The recorded interviews are oral histories to the varying extent that they place each guest in context, exploring their connection to the significant people or movements under discussion. Each guest’s disposition is therefore integral to the conversation. The connection will vary: from living in the same community; to sharing a common belief, interest or network; to family relations; or to a private passion, academic specialism or career vocation. The ambition of the project is to follow in the footsteps of Studs Terkel, the most celebrated chronicler of modern America, by using conversations to establish a complex and persuasive overarching narrative.

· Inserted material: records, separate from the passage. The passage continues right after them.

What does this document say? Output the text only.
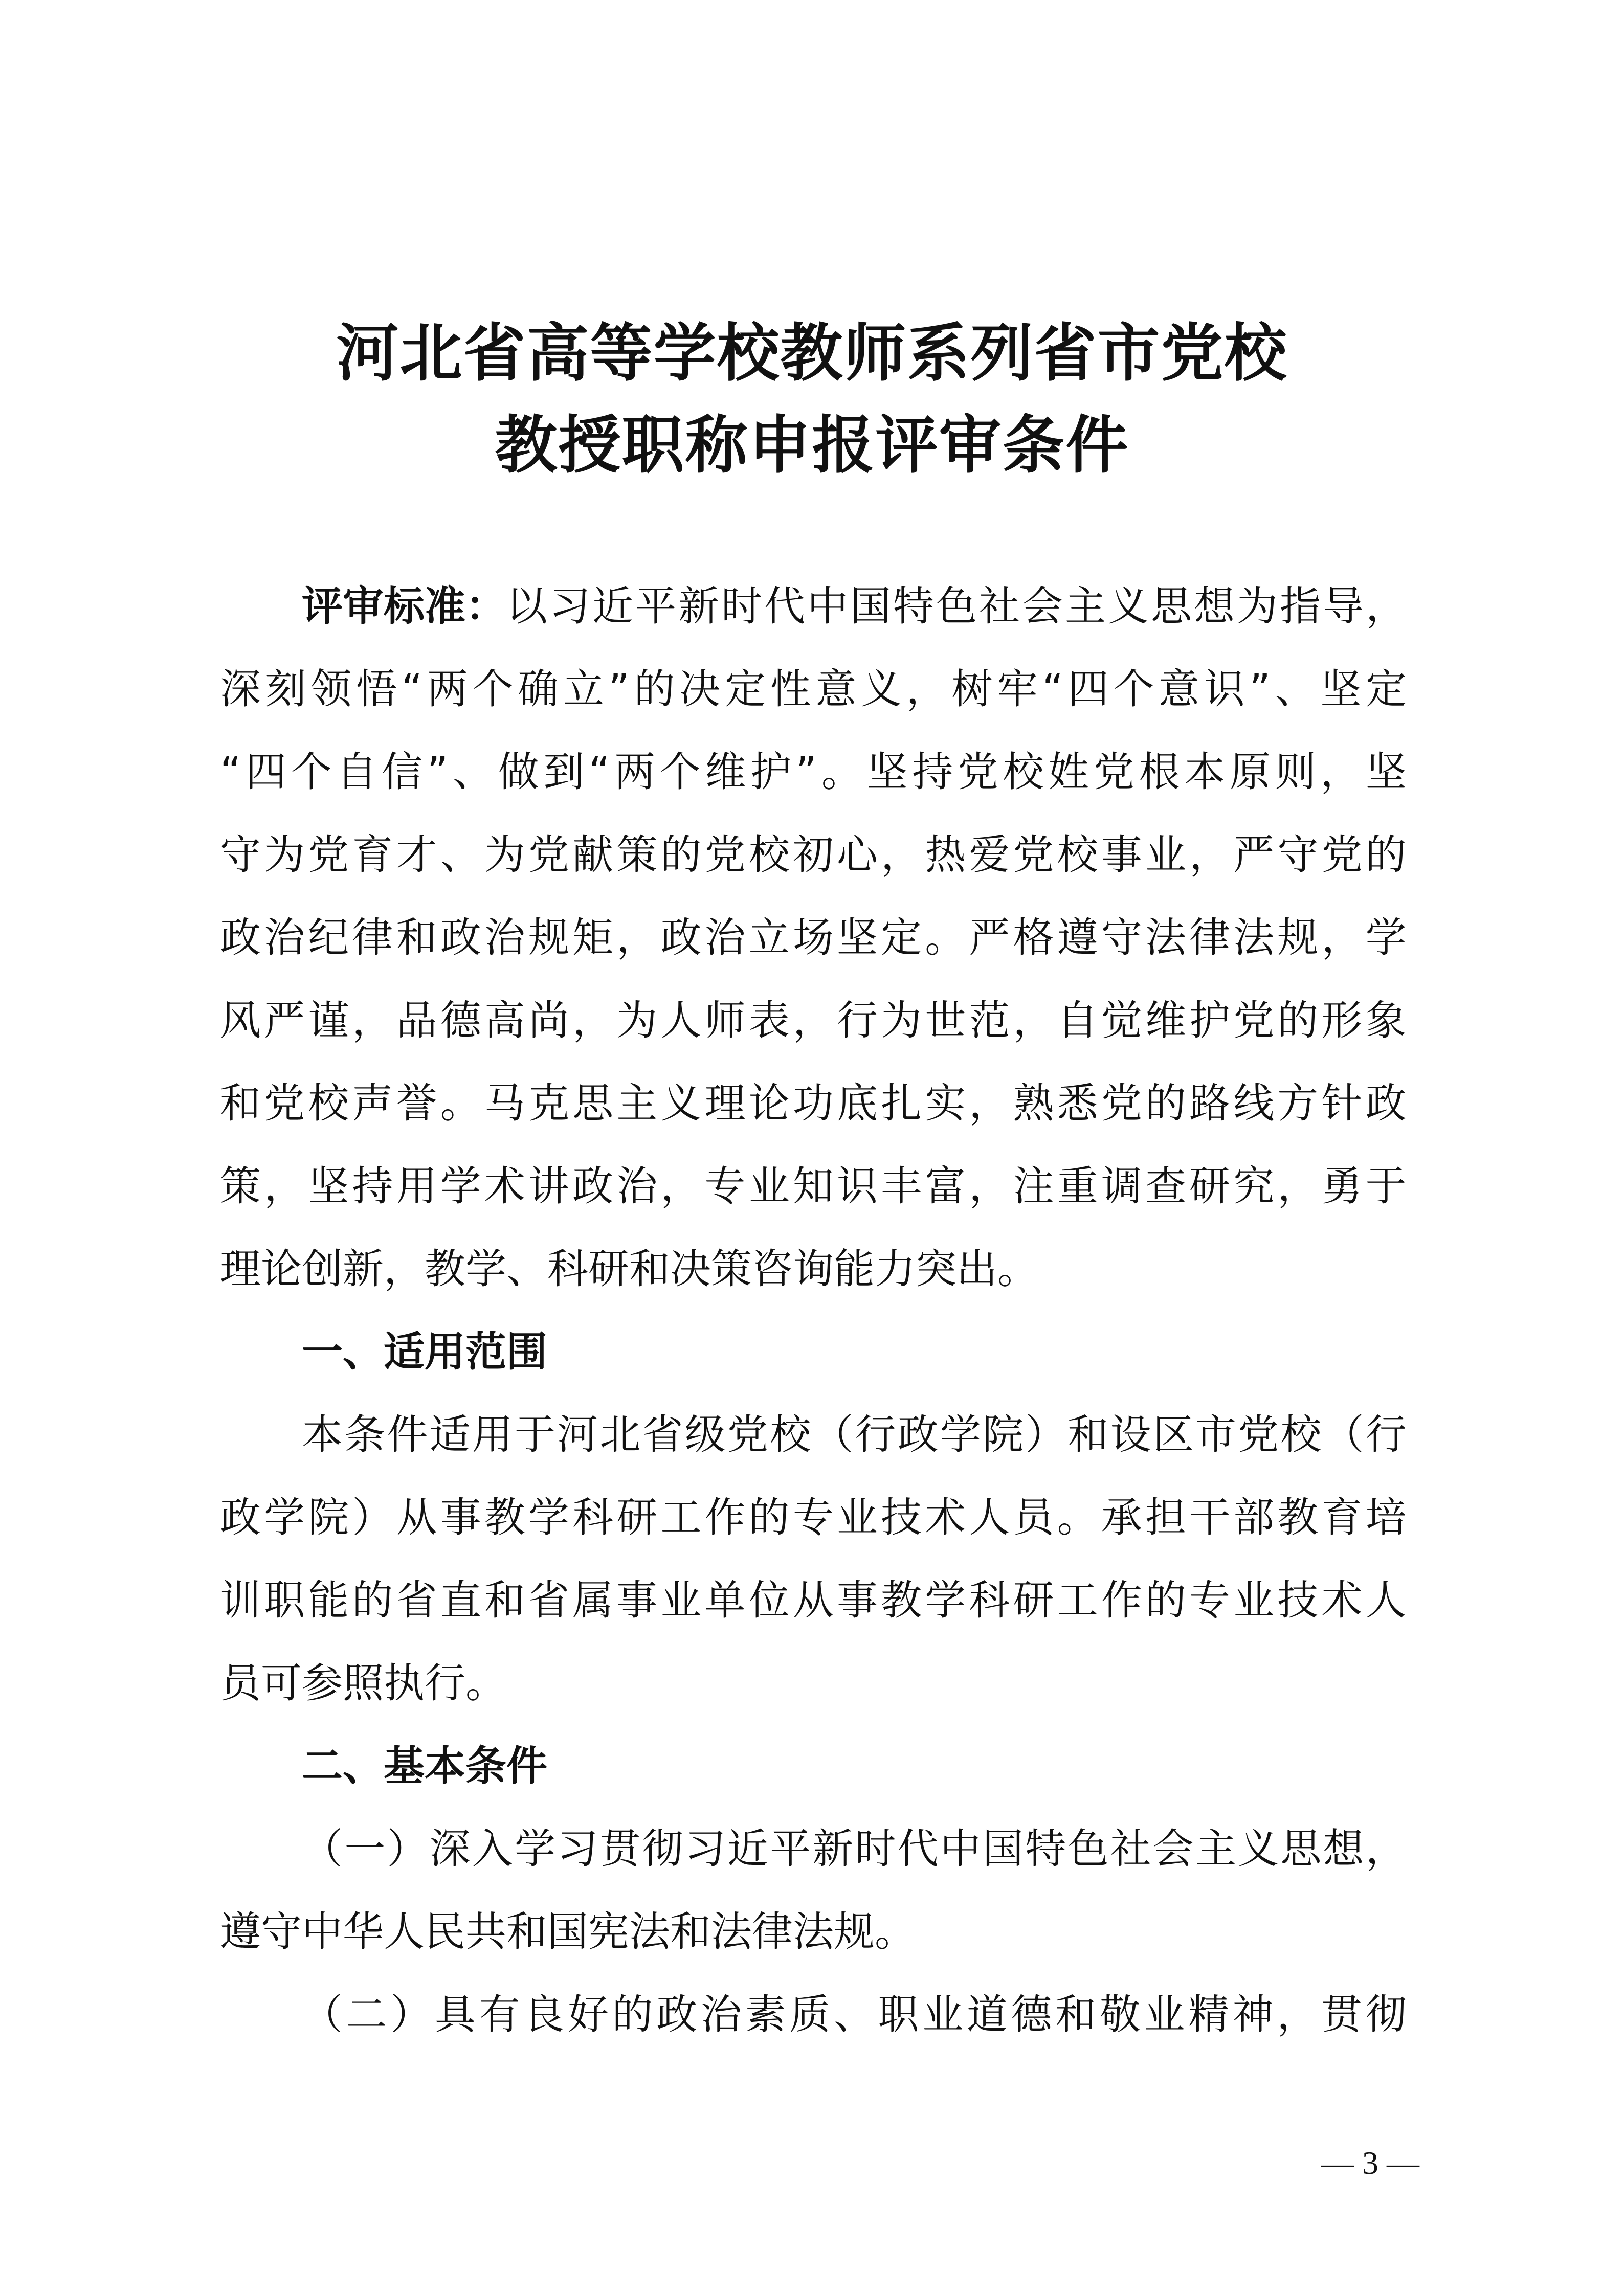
河北省高等学校教师系列省市党校
教授职称申报评审条件
评审标准： 以 习 近 平 新 时 代 中 国 特 色 社 会 主 义 思 想 为 指 导 ，
深 刻 领 悟 “ 两 个 确 立 ” 的 决 定 性 意 义 ， 树 牢 “ 四 个 意 识 ” 、 坚 定
“ 四 个 自 信 ” 、 做 到 “ 两 个 维 护 ” 。 坚 持 党 校 姓 党 根 本 原 则 ， 坚
守 为 党 育 才 、 为 党 献 策 的 党 校 初 心 ， 热 爱 党 校 事 业 ， 严 守 党 的
政 治 纪 律 和 政 治 规 矩 ， 政 治 立 场 坚 定 。 严 格 遵 守 法 律 法 规 ， 学
风 严 谨 ， 品 德 高 尚 ， 为 人 师 表 ， 行 为 世 范 ， 自 觉 维 护 党 的 形 象
和 党 校 声 誉 。 马 克 思 主 义 理 论 功 底 扎 实 ， 熟 悉 党 的 路 线 方 针 政
策 ， 坚 持 用 学 术 讲 政 治 ， 专 业 知 识 丰 富 ， 注 重 调 查 研 究 ， 勇 于
理论创新，教学、科研和决策咨询能力突出。
一、适用范围
本 条 件 适 用 于 河 北 省 级 党 校 （ 行 政 学 院 ） 和 设 区 市 党 校 （ 行
政 学 院 ） 从 事 教 学 科 研 工 作 的 专 业 技 术 人 员 。 承 担 干 部 教 育 培
训 职 能 的 省 直 和 省 属 事 业 单 位 从 事 教 学 科 研 工 作 的 专 业 技 术 人
员可参照执行。
二、基本条件
（ 一 ） 深 入 学 习 贯 彻 习 近 平 新 时 代 中 国 特 色 社 会 主 义 思 想 ，
遵守中华人民共和国宪法和法律法规。
（ 二 ） 具 有 良 好 的 政 治 素 质 、 职 业 道 德 和 敬 业 精 神 ， 贯 彻
— 3 —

It is all too easy to forget that fair wages, decent housing, women’s suffrage, universal education and access to the arts were not always agreed desiderata. The subjects of these interviews fought to tackle societal attitudes in different ways, but as the series has developed so has the sense of overlapping themes: currently interviews are tagged under the headings of Arts & Crafts, Arts & Literature, Politics & Culture, Social Reform, and Social Theology.

The series grew out of communal play writing, which is explored in Episode 19, about two dramas, A Pilgrim’s Song and Red Heaven. The first tells the story of the creation of the English Hymnal, overseen by the liturgist and Christian socialist, the Reverend Percy Dearmer, and edited by the composer Ralph Vaughan Williams. The second surveys the life of the Red Vicar of Thaxted, Essex, the Reverend Conrad Noel and his friendship with the composer Gustav Holst, which led to the Whitsun Festivals. Two further categories emerge from these plays, Ecclesiastical Arts & Music, which tracks how reforms to church ritual and liturgy sought to break down class divisions, and the Folk Revival, which follows the rescue archaeology of song and dance collectors in the Edwardian period and then the later phases of the renaissance from the 1950s onwards.

At the heart of the project is the unsentimental, but heartwarming (if unfashionable) belief in the power of association or friendship to ameliorate society’s ills, of personal initiative preceding and prompting structural change. In concordance with this principle, the Red Heaven interview archive is run out of a non-profit and on a totally voluntary basis.